Battelle has won an Associated Contractor Agreement for a new Defense Advanced Research Projects Agency (DARPA) Epigenetic Characterization and Observation (ECHO) program. The aim is to build a field-deployable platform technology that quickly reads someone’s epigenome and identifies signatures that indicate whether that person has ever—in his or her lifetime—been exposed to materials that could be associated with weapons of mass destruction (WMD).

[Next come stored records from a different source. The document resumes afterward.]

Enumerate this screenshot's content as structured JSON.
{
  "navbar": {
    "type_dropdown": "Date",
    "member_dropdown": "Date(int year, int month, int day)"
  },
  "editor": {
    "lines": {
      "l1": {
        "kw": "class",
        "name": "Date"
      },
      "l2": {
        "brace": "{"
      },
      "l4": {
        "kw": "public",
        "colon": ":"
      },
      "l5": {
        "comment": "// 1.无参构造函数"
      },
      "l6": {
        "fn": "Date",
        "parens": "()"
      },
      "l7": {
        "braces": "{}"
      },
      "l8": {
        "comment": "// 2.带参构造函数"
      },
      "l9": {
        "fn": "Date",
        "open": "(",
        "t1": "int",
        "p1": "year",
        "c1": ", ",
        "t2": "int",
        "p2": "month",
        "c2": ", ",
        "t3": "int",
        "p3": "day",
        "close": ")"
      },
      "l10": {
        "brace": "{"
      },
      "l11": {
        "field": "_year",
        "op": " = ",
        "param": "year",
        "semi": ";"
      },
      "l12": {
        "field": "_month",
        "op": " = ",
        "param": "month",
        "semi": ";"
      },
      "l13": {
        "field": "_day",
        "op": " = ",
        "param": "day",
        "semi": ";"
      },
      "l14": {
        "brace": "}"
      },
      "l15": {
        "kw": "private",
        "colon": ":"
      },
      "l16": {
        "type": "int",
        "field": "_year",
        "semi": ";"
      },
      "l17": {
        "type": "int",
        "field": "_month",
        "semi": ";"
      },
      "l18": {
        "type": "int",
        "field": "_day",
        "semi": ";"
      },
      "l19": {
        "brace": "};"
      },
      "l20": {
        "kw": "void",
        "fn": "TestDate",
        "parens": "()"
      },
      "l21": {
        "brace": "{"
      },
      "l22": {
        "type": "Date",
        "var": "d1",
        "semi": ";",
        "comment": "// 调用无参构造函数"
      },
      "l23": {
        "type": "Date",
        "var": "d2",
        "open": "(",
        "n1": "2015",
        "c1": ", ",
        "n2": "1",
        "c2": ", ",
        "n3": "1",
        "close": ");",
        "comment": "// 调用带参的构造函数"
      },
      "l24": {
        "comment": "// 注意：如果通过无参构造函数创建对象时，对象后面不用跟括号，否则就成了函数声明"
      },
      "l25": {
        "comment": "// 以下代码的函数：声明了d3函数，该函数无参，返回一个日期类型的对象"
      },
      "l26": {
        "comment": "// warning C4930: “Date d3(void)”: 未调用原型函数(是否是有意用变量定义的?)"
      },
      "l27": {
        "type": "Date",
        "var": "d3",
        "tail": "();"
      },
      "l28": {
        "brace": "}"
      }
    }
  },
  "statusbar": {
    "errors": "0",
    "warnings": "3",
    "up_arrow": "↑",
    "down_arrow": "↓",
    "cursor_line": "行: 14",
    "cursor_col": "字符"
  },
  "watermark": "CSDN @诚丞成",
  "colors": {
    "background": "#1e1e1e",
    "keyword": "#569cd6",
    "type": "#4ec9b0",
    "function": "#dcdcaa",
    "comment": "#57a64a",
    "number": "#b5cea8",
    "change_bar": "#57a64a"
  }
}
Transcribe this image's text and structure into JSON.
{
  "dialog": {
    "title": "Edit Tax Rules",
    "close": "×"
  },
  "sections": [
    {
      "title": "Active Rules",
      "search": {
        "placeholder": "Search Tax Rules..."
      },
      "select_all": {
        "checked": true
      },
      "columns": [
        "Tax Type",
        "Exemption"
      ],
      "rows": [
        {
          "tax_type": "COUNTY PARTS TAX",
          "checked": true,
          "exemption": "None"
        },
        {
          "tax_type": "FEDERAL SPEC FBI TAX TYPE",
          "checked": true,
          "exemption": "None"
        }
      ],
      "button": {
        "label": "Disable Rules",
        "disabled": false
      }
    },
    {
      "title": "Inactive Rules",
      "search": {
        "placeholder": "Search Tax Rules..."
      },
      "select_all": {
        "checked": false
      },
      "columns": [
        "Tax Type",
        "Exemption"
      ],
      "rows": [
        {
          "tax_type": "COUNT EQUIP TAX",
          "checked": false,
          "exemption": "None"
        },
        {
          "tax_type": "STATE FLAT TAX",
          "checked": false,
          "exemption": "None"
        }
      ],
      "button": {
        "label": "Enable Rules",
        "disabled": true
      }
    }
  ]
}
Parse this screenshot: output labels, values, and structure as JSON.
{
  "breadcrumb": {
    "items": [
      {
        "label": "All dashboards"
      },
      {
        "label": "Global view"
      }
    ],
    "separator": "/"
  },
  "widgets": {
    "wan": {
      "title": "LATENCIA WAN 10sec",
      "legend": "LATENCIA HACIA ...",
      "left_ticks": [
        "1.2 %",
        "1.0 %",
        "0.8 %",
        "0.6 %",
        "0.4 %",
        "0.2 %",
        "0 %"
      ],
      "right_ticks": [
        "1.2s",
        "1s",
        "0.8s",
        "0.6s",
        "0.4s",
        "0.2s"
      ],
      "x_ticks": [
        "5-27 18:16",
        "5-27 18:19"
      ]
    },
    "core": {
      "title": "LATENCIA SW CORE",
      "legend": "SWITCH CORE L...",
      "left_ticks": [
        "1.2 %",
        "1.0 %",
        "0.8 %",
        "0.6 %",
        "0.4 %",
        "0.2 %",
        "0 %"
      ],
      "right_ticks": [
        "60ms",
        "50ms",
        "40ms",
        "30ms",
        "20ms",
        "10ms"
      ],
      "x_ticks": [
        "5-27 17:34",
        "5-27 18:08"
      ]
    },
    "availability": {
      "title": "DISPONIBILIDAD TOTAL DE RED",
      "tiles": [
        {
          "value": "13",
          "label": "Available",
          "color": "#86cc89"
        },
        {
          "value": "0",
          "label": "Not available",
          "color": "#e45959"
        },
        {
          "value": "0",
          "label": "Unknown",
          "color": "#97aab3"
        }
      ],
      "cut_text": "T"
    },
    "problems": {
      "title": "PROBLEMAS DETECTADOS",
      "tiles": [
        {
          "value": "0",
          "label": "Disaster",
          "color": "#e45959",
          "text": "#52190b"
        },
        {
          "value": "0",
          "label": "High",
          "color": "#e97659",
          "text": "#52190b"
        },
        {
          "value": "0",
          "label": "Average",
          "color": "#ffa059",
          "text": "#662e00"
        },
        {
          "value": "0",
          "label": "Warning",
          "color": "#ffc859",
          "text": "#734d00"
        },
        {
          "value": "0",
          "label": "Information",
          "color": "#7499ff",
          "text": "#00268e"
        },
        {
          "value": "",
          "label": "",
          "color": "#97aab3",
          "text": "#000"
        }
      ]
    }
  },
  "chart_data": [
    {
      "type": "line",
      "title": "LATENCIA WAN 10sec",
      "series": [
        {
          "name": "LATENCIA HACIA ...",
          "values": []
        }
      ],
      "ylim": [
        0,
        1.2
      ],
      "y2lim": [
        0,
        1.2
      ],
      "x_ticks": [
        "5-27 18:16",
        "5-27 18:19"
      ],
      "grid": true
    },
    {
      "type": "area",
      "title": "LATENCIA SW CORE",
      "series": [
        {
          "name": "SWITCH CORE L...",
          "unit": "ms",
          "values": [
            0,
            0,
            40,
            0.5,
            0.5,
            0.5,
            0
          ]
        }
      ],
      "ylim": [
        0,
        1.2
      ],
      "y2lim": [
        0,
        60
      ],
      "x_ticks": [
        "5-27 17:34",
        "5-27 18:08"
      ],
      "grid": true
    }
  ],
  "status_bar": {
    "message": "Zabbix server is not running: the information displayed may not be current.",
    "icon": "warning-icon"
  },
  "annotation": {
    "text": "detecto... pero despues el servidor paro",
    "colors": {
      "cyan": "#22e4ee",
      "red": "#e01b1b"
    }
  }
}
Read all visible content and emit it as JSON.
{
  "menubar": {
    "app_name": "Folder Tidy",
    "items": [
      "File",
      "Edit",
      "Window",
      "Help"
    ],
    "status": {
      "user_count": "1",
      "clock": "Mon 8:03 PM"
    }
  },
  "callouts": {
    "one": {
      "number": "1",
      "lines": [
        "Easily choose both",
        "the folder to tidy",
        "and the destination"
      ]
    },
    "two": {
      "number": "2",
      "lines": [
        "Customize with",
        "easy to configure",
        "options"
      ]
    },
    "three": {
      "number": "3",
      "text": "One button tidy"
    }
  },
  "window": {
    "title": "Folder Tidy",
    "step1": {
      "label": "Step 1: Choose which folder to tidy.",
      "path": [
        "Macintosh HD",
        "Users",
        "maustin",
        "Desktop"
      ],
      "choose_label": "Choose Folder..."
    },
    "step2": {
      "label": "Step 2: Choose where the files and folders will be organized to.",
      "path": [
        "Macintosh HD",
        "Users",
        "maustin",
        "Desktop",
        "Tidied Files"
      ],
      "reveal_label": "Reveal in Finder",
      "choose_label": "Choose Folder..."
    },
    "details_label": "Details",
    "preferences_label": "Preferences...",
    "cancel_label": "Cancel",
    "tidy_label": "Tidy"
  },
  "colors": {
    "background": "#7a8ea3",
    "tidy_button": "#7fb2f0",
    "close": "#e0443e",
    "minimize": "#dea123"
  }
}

Battelle will examine blood samples from people known to have handled materials associated with biological, chemical, explosive, pesticide or herbicide contaminants and compare those results to control subjects who have not handled these materials to identify unique epigenome signatures.
The epigenome is biology’s record keeper. Though DNA does not change over a single lifetime, a person’s environment may leave marks on the DNA that modify how that individual’s genes are expressed. This is one way that people can adapt and survive in changing conditions, and the epigenome is the combination of all these modifications. Though modifications can register within seconds to minutes, they imprint the epigenome for decades, leaving a time-stamped biography of an individual’s exposures.
Whereas current forensic and diagnostic screening technologies only detect the immediate presence of contaminants, the envisioned ECHO technology would read someone’s epigenome from a biological sample even when other physical evidence has been erased.
“We’ll be developing methods to identify these signatures and how to interpret them for attribution—what did the person handle, when and for how long,” said Battelle Biologist and Principal Research Scientist Rachel Spurbeck, PhD, who is leading the effort. “This will even allow for diagnosing illnesses in individuals as a result of their exposure.”